Analysten werfen Schatten auf den Börsengang: Bis 2002 nur tiefrote Zahlen

Am 17. April will T-Online an die Börse gehen. Gerade „rechtzeitig“ dazu hat die Westdeutsche Landesbank Girozentrale (WestLB), Düsseldorf und Münster, erklärt, die Telekom-Tochter werde frühestens im Jahr 2002 schwarze Zahlen schreiben. Für 2000 und 2001 rechnet das Kreditinstitut dagegen mit tiefroten Zahlen.

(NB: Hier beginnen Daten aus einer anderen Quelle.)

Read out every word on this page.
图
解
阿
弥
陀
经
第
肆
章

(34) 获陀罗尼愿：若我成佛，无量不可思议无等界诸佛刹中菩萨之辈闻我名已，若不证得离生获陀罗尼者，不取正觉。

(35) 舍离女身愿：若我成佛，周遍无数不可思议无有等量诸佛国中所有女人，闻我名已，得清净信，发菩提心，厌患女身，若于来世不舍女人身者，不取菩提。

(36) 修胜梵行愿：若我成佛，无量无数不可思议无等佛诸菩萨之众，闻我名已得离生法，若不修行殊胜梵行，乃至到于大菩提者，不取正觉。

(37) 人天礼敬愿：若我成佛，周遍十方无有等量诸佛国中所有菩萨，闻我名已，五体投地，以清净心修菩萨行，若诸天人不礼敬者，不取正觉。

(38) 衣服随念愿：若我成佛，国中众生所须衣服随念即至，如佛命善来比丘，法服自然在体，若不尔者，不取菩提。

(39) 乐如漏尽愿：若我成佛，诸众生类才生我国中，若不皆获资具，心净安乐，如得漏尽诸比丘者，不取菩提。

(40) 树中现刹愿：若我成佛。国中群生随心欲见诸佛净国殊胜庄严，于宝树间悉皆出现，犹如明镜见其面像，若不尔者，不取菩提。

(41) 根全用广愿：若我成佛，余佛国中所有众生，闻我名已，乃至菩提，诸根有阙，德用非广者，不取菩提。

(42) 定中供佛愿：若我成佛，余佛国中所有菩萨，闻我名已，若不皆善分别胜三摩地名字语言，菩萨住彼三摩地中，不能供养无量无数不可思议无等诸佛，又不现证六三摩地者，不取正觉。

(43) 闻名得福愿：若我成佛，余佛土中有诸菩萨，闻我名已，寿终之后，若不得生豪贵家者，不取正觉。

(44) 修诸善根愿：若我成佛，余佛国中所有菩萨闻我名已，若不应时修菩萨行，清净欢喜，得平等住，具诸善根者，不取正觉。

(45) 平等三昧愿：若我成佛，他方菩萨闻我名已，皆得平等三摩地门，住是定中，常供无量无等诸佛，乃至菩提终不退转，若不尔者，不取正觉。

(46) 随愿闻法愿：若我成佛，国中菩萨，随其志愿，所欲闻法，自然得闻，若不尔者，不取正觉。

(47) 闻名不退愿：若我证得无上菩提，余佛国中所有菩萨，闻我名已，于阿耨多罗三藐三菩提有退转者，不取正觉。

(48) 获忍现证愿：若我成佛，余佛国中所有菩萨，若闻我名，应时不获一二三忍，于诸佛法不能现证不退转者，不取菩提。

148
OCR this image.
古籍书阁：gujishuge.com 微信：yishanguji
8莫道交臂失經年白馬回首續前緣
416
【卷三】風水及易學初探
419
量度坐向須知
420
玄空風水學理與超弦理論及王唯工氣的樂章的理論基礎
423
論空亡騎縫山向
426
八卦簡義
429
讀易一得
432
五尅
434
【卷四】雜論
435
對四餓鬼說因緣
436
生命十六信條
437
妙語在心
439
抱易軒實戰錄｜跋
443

Während der Online-Dienst 1998 und 1999 noch ein relativ ausgeglichenes Ergebnis einfahren konnte, soll nach Berechnungen der Bank in diesem Jahr ein Minus von 363 Millionen Euro anfallen. Im kommenden Jahr soll der Verlust um die 133,5 Millionen Euro betragen.

Zeichnungsaufträge für die T-Online-Aktie können Privatanleger vom 3. bis 12. April erteilen. Der T-Online Börsengang wird geführt von der Dresdner Bank sowie Goldman Sachs. Finanzberater ist ABN Amro Rothschild. Zu den weiteren Konsortialbanken zählen unter anderem Commerzbank und Comdirect, Deutsche Bank und Bank 24, die Direktanlagebank, Consors und die DG Bank.